The immediate effect of Cruikshank was “devastating,” as historian Eric Foner describes in his 1988 book, Reconstruction: America's Unfinished Revolution.* *The ruling gutted the Enforcement Act, and the 13th, 14th, and 15th Amendments were abruptly whittled down. “The decision rendered national prosecution of crimes committed against blacks virtually impossible, and gave a green light to acts of terror where local officials either could not or would not enforce the law,” Foner writes.
Nearly a century later, Jimmie Lee Jackson’s death reflects the damage created by the Colfax massacre and the resulting Supreme Court decision: For over 40 years, before Fowler pled guilty to misdemeanor manslaughter for Jackson’s killing, he would not face any measure of justice for his crime. Fowler was ultimately sentenced to six months in prison in 2010. He served five.
Speaking at Jackson’s funeral, Dr. Martin Luther King told the congregation that Jackson’s death should ultimately “prove that unmerited suffering does not go unredeemed.” Dr. King’s remarks could have easily applied to the dozens of freedmen who were buried in a mass grave in Colfax in April 1873.
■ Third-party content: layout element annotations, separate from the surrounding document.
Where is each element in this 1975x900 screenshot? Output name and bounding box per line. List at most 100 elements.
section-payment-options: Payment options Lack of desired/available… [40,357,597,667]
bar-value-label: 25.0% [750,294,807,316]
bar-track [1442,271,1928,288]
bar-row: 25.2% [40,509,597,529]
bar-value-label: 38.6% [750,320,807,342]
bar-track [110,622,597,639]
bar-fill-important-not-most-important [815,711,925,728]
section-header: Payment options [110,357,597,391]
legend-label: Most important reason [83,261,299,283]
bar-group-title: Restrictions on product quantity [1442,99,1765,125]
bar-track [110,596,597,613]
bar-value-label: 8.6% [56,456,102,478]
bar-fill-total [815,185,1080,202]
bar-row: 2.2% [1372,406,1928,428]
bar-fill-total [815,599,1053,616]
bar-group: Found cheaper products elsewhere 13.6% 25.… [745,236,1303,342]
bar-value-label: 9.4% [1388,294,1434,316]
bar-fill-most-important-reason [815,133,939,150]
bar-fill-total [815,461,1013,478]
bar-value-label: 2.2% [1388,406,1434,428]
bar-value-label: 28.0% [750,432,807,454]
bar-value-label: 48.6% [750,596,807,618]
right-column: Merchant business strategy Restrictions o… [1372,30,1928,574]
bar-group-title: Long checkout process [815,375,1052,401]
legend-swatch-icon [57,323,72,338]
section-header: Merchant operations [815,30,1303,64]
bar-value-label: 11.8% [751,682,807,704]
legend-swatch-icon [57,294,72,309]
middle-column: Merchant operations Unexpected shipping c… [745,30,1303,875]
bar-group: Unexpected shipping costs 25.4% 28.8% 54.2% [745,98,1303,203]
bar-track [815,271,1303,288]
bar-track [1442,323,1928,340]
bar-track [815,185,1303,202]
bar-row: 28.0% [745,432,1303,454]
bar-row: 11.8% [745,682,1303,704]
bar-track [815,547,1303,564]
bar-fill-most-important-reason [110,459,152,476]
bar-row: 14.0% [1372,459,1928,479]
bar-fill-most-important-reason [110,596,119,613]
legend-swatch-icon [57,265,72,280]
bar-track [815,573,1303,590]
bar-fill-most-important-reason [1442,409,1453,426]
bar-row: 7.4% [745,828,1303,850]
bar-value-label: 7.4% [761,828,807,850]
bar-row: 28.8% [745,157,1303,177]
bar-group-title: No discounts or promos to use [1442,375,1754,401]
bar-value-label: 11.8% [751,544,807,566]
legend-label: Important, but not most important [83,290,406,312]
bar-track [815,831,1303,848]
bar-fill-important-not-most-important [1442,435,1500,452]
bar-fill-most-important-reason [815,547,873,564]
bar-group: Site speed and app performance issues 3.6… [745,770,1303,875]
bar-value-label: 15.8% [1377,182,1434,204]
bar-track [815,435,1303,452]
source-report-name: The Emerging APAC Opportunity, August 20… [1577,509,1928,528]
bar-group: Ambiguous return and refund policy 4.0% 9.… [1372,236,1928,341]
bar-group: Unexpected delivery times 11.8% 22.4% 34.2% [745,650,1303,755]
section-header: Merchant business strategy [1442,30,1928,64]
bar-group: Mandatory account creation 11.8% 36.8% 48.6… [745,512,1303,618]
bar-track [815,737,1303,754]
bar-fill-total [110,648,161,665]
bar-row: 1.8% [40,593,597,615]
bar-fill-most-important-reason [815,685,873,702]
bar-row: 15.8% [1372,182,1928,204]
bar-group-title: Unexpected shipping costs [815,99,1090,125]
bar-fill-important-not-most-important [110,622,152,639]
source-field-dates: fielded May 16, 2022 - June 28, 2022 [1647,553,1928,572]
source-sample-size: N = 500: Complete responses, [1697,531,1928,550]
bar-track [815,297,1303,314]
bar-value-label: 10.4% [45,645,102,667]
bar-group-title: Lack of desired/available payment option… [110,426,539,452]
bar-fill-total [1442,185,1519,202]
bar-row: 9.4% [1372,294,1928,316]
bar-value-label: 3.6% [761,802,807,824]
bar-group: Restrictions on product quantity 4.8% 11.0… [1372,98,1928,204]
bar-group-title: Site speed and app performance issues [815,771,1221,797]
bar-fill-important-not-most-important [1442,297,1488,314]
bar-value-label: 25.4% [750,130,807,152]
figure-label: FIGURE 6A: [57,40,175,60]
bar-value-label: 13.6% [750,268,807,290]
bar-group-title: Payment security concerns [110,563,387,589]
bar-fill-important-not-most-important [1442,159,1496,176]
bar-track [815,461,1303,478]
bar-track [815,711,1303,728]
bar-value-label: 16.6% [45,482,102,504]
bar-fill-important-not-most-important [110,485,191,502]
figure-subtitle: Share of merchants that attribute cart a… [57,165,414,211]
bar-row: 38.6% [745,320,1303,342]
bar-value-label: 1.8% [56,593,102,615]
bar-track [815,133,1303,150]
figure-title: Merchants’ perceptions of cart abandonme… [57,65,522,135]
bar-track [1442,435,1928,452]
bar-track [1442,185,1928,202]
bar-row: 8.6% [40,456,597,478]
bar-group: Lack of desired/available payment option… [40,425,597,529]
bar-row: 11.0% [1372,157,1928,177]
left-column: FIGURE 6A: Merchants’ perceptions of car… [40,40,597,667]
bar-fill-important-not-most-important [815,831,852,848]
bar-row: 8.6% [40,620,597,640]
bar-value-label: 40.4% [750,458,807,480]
Today, it is perhaps easy to separate those who would kill to frustrate voting rights from those who employ less obvious obstacles to democracy. Jackson’s story, as well as more current stories about verdicts delayed or denied, remind us that it is not just the most extreme forms prejudices that we must still work to avoid, but all the underlying, anti-democratic impulses, too.